Mi viaje por la Ronda comienza en el Museo Nacional de Arte Contemporáneo Reina Sofía (MNCARS para los amigos de las siglas), un antiguo hospital reconvertido en museo hace bastante tiempo y que de vez en cuando conviene revisitar para descubrir sus exposiciones temporales (las exposiciones fijas son de obligada visita, sobre todo ahora que han sido reordenadas). Allí disfruté de la obra de Dalí, de exposiciones imposibles, y me reí con una incomprensible (a mi entender) producción artística de Tàpies.

Mas adelante, a mano izquierda tenemos el Teatro Circo Price, un espacio que ha vuelto con fuerza a la escena madrileña después de mucho tiempo abandonado. Conciertos, conferencias, magia… el espectáculo de calidad tiene su lugar allí.

Por la acera de la izquierda descubrimos el fabuloso espacio de La Casa Encendida, un proyecto de la Obra Social CajaMadrid que nos trae un programa de lo mas variopinto. Merece la pena echarle de vez en cuando un vistazo a sus conferencias, presentaciones y, sobretodo, talleres para todas las edades. Mención aparte poder estar en su terraza disfrutando de un espacio tranquilo en mitad de Madrid.

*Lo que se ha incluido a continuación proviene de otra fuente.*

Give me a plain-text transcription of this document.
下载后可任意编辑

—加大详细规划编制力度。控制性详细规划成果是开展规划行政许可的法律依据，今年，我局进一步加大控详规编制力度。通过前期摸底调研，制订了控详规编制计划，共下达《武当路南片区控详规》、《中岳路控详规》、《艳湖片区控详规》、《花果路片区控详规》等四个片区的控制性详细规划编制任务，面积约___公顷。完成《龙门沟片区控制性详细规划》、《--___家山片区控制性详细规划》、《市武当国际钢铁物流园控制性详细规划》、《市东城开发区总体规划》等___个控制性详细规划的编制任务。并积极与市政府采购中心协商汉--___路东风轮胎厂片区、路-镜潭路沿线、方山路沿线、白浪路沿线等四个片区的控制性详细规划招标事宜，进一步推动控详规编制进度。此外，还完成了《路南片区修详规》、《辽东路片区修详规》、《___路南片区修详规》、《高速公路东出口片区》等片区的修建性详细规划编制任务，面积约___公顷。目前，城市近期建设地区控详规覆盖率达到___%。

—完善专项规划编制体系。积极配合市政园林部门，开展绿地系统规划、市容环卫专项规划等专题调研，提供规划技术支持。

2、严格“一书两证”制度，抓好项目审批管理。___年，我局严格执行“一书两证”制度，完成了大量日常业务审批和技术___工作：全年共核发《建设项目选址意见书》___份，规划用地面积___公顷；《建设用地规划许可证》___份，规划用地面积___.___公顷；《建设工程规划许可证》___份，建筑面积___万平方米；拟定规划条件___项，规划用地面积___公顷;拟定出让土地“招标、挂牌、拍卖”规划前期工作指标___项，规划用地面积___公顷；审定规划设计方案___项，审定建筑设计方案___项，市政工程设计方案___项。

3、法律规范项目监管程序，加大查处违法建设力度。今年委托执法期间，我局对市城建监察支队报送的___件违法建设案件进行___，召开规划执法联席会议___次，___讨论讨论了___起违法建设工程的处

Finalmente, desembocamos en la Glorieta de Embajadores, donde está el CSA La Tabacalera, el antiguo edificio de La Tabacalera reconvertido en lugar de encuentro, de movimientos sociales, de compartir conocimiento, de crear… Me parece increíble que esas cosas que envidiamos de Berlin o Copenhagen estén funcionado tan bien en Madrid.